What places is this object related to, how European/transnational is it?
Cortina/Warsaw “39” 49 15 000. In the notebooks that would later become the book Storia di Boris, Guatelli writes about getting to know his bedside neighbour at a sanatorium in Cortina d’Ampezzo in 1949. A Polish Jew named Boris who had fled Warsaw in 1939, he was staying at the sanatorium to receive treatment for bone tuberculosis, which he had caught soon after being freed from a Soviet camp in the Komi ASSR in 1941. Guatelli would go on to recount the story of Boris’ 15 000 km journey through Europe as he made his way back to Warsaw.
Why and how did this object arrive in the museum’s collection?
In the words of Ettore Guatelli himself: ‘I feel an affinity not with the canonised writers to whom I find myself compared (although they are often unknown to me), but with the workers and artisans, to whose workshops I would even bring my pupils to marvel at the skill and incredible virtuosity of these true masters. Much of what I know, I owe to these "common" folk, who I hold dear and whose stories I adore.’ (Magni C., Turci M. (ed.), Il Museo è qui. (The Museum is here.) The Ettore Guatelli Museum, Ozzano di Taro, Milan, 2005, Skira)
What is the relation of this object to waste?

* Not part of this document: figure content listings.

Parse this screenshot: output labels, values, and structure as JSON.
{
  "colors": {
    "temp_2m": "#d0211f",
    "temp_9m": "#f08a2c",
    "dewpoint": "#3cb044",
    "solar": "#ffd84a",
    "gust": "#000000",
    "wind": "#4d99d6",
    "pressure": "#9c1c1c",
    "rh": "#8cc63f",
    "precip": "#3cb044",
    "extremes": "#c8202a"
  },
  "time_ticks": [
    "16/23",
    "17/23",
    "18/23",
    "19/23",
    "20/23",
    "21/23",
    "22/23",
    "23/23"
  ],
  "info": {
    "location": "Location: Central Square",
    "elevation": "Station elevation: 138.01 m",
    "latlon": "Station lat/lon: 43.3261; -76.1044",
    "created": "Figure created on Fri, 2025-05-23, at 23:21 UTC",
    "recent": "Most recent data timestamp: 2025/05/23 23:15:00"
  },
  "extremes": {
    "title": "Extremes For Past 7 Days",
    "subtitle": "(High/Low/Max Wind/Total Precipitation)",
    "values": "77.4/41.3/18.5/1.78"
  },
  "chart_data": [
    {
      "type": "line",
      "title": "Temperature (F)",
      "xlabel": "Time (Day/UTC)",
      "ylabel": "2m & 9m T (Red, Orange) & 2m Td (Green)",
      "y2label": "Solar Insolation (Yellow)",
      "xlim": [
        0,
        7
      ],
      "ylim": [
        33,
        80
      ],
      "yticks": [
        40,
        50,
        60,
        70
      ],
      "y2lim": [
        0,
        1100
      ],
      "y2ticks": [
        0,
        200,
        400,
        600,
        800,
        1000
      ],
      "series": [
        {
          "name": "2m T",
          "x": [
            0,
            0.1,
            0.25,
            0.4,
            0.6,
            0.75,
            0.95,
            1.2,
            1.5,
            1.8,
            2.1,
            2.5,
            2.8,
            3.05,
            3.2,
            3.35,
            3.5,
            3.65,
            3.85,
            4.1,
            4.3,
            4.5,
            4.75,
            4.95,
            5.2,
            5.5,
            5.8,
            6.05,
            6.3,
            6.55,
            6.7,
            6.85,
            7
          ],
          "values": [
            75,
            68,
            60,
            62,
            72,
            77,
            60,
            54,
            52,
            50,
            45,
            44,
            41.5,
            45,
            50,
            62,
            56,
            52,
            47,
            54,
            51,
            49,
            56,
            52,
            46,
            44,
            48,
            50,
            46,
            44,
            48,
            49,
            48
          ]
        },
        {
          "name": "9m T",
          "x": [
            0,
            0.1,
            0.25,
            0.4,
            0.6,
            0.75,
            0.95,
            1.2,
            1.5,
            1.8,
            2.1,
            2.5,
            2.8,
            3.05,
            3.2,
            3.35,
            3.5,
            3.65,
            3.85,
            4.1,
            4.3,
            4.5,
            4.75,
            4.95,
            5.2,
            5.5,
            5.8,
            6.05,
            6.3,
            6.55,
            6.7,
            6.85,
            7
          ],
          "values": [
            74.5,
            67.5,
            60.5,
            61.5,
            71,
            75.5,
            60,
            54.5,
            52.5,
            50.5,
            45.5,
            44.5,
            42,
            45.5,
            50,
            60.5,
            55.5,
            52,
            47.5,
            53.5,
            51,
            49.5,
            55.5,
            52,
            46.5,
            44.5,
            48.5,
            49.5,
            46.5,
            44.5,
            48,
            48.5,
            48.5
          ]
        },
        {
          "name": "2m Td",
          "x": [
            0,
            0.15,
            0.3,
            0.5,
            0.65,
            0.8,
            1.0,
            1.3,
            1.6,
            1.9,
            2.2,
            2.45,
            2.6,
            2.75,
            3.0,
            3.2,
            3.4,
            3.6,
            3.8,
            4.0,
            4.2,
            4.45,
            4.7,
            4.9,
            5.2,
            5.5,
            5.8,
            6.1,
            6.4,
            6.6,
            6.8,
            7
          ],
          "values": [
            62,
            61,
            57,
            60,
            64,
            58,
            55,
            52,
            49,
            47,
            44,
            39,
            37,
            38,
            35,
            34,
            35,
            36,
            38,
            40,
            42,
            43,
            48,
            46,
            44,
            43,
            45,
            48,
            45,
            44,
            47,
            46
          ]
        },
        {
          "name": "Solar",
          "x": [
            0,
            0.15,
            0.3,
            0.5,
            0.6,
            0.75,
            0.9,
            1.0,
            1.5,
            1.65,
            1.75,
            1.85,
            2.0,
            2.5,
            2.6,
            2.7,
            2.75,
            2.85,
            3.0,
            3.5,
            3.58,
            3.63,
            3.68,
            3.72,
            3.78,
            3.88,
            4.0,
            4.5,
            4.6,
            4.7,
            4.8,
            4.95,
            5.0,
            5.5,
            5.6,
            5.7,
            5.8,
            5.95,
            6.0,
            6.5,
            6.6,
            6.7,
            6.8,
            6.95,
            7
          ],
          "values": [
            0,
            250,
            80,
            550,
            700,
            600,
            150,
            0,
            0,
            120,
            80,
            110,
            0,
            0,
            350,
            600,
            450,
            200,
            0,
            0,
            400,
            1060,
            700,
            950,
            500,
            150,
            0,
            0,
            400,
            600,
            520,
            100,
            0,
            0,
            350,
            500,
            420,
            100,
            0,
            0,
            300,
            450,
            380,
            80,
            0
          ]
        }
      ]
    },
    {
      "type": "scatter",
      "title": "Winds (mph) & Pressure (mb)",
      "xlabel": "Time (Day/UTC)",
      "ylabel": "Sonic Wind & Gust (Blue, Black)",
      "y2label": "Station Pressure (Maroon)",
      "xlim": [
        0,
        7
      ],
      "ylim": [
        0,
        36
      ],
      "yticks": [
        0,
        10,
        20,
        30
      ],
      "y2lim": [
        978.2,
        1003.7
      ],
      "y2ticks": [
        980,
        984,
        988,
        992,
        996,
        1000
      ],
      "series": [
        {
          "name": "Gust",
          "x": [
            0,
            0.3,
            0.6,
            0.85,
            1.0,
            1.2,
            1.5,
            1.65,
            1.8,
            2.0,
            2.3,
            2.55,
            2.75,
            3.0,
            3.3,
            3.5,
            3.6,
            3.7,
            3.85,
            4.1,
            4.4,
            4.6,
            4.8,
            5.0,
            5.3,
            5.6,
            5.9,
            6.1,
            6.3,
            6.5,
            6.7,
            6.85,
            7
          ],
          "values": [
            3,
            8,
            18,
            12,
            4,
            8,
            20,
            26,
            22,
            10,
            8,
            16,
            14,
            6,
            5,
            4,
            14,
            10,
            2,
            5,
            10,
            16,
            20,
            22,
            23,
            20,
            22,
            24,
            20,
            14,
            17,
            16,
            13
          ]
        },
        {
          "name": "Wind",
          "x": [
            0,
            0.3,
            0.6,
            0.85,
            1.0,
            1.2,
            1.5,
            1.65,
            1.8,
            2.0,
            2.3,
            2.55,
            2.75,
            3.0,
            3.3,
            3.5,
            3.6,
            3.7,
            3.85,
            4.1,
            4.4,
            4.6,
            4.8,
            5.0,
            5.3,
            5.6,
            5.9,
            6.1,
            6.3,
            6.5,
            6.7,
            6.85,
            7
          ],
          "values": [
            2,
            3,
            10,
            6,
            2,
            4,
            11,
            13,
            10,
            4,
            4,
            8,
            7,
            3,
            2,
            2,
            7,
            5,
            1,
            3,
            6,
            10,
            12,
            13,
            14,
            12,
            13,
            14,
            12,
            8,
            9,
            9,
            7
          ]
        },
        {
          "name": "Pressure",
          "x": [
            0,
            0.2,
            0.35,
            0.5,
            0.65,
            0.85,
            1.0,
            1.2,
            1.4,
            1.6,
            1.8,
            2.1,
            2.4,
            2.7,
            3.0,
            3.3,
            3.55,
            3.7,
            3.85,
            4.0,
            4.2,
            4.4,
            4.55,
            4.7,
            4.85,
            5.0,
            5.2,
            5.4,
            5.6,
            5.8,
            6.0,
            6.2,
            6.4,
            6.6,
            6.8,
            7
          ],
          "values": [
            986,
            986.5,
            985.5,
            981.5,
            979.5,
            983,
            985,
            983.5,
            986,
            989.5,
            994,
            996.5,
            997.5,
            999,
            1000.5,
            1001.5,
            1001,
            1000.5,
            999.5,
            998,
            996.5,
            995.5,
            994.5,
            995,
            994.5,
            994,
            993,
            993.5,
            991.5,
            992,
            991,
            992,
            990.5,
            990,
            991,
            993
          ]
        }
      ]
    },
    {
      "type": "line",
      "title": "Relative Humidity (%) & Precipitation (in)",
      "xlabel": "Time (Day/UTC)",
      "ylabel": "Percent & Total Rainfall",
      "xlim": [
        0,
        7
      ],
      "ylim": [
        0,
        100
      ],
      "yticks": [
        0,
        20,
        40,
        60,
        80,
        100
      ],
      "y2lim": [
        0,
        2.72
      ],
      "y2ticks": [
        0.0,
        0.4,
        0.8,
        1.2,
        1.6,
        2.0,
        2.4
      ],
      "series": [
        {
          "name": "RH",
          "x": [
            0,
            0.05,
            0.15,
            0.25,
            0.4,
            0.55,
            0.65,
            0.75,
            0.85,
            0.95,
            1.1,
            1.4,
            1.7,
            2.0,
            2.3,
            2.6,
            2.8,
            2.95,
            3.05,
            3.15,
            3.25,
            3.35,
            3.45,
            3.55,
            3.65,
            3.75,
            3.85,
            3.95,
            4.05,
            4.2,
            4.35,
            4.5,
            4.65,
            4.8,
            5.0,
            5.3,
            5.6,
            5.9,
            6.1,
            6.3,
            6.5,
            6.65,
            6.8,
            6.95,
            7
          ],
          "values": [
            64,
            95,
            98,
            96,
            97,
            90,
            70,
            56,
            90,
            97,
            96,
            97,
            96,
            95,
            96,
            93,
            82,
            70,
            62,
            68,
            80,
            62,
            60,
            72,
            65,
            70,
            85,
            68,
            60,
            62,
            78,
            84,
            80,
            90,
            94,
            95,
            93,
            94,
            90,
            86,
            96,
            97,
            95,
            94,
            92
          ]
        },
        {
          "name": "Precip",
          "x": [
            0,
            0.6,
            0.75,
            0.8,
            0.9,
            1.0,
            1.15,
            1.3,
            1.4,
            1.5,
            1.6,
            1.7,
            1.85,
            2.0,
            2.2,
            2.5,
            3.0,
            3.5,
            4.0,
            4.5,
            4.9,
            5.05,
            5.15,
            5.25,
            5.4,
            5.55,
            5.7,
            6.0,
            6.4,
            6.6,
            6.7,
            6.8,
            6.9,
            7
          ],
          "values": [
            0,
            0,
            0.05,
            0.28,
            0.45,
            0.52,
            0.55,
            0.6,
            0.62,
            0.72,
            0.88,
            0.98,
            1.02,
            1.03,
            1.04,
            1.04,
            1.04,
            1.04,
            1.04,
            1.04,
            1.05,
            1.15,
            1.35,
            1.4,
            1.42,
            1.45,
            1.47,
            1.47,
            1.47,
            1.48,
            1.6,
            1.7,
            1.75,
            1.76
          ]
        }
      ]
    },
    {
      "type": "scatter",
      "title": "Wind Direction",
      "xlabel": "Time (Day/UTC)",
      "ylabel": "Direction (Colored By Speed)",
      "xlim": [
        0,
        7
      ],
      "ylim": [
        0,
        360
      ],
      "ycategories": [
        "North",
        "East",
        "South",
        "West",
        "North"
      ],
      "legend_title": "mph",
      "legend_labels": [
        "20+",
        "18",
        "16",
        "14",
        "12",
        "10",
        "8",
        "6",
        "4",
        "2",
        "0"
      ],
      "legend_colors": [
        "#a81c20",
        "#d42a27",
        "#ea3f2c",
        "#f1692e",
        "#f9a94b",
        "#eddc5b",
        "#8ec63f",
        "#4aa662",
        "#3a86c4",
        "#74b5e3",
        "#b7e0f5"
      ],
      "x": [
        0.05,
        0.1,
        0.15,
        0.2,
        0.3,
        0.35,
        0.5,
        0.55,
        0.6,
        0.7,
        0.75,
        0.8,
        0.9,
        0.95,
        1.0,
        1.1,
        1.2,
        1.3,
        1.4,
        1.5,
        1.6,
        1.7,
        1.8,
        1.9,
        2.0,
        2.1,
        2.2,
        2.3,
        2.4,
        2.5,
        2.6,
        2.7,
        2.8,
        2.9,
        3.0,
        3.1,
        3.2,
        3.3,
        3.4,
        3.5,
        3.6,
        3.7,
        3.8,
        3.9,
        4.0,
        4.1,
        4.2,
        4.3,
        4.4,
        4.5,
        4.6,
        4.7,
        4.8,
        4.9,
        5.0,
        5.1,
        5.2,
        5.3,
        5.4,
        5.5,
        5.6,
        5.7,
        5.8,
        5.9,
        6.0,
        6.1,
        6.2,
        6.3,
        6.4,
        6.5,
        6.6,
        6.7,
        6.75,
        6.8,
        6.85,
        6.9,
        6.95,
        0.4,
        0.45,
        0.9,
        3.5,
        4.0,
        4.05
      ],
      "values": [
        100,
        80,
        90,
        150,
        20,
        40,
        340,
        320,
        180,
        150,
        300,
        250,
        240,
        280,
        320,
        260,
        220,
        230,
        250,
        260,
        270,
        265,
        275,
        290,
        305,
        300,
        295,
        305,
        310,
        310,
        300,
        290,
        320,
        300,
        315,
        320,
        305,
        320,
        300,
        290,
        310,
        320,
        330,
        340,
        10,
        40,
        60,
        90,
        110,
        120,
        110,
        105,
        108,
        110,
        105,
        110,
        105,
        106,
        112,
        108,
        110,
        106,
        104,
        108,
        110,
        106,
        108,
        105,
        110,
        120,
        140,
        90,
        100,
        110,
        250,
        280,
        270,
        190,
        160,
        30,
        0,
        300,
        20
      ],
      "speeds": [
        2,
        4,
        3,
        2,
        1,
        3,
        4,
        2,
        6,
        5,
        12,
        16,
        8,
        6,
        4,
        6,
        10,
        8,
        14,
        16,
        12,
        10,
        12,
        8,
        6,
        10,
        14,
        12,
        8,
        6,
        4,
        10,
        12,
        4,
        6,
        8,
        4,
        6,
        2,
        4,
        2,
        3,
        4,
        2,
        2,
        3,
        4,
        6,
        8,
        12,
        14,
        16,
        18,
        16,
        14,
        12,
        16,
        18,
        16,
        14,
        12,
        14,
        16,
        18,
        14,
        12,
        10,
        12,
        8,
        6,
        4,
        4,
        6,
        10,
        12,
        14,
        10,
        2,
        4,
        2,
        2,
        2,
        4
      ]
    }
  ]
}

The items displayed in the museum bear testimony to a world of spontaneous design based on improvisation. Their uniqueness resides in the farsightedness of those who refused to regard them as objects to be discarded because they were too old and had outlived their usefulness. Spontaneous design bears witness to human creativity in rethinking, adjusting and repairing objects, reflecting the ‘make do and mend’ philosophy of a rural community governed by the economic principles of reuse and recovery. Nothing was thrown away because everything could be used again, repaired ad infinitum, reassembled and put to different uses.